There is something professional about Lord Archasamby, but that is deceiving. There is a hardness in him, the hardness of a businessman or financier like myself, but I don’t adopt an air of moral superiority. If you pursue an amoral existence, you should be honest enough to put aside all moral codes. My amorality, or some may call it immorality, is quite sincere, just like these writer fellows. Their ideas are not real, but their sincerity cannot be doubted.
They’re a curious type of fauna, and like any species in danger of extinction they provoke a nostalgic regret that approximates to compassion, but isn’t. It is too weak to provoke any kind of action or reaction. When the last of them dies, it will mark the end of a pointless rebellion that cost too many lives. I like these ones because they amuse me, but if they were flourishing, I would be the first to insist on their extirpation, whatever the human, ecological or financial cost. In the sixties, seventies and even eighties, we had them bombed, napalmed, shot, thrown from planes and killed individually and anonymously in the night. Nothing to be proud of, but it had to be done. We won, and I cannot see us ever being challenged again. We can pursue our own business, which is what we were put into this world to do. The silly leftist ideology never took account of human nature.
Out on the road I saw for the first time the view down to the sea: an expanse of white sand, whose magnitude defied reality, stretched out to a shore of bright turquoise, where the shallows reflected the whiteness of that sand and mixed it with the pure blue we could see further out to sea.

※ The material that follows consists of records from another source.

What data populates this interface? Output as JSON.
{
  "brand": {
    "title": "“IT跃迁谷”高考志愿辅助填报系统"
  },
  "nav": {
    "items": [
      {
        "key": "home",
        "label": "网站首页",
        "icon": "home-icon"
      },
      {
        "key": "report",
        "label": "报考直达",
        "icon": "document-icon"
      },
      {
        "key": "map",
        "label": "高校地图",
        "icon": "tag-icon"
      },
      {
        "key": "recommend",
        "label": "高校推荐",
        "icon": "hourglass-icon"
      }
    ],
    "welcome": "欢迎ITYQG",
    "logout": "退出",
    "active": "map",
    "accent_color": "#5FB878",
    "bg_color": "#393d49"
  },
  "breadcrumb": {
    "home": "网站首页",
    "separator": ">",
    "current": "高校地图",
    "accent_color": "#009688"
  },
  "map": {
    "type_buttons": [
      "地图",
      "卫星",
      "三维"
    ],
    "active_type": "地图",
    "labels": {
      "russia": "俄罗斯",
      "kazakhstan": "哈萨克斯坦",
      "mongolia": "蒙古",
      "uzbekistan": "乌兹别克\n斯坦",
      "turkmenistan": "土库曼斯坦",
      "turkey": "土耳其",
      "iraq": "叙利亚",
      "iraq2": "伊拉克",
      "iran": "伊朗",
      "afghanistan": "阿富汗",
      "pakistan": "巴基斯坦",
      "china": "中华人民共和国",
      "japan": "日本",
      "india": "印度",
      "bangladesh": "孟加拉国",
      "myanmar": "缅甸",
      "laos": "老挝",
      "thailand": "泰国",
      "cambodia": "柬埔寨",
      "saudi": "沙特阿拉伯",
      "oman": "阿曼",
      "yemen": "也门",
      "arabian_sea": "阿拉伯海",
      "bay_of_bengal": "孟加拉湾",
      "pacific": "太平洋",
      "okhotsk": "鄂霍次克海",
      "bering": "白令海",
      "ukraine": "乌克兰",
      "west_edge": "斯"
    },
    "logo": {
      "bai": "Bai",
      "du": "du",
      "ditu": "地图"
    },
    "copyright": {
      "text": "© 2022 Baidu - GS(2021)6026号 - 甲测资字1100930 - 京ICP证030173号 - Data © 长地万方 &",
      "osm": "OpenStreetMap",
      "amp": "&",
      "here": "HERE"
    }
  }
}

Visibility was as heightened as previously it had been diminished: the extremes between the different ways the same landscape dressed itself seemed almost supernatural.
“Nature,” I exclaimed. “Nature trumps it all, including itself: the tree, the view and sudden change of weather. Where is man in all this? Like a limpet clinging to the rock.”
“You don’t say,” said Bumper with distaste. “You came all the way from London to tell me that?”
“That’s the point. In the city you can forget about nature, even as you walk through a leafy park. That’s subservient nature; this is nature triumphant.”
“Well then, you’ve learnt something on your trip north.”
“I have, Bumper, I really have, and not just that. I’ve learnt that not all the world thinks like me, and I’ve learnt that I’ll be damn glad to be back home, amongst my own hubbub, my own certainties, my own tribe – my own delusions. It has been much more fun than I would have thought, Bumper, but I won’t be back.”
“Very sensible. It’s good to be reminded of who you are not, but only occasionally – otherwise it becomes unsettling.”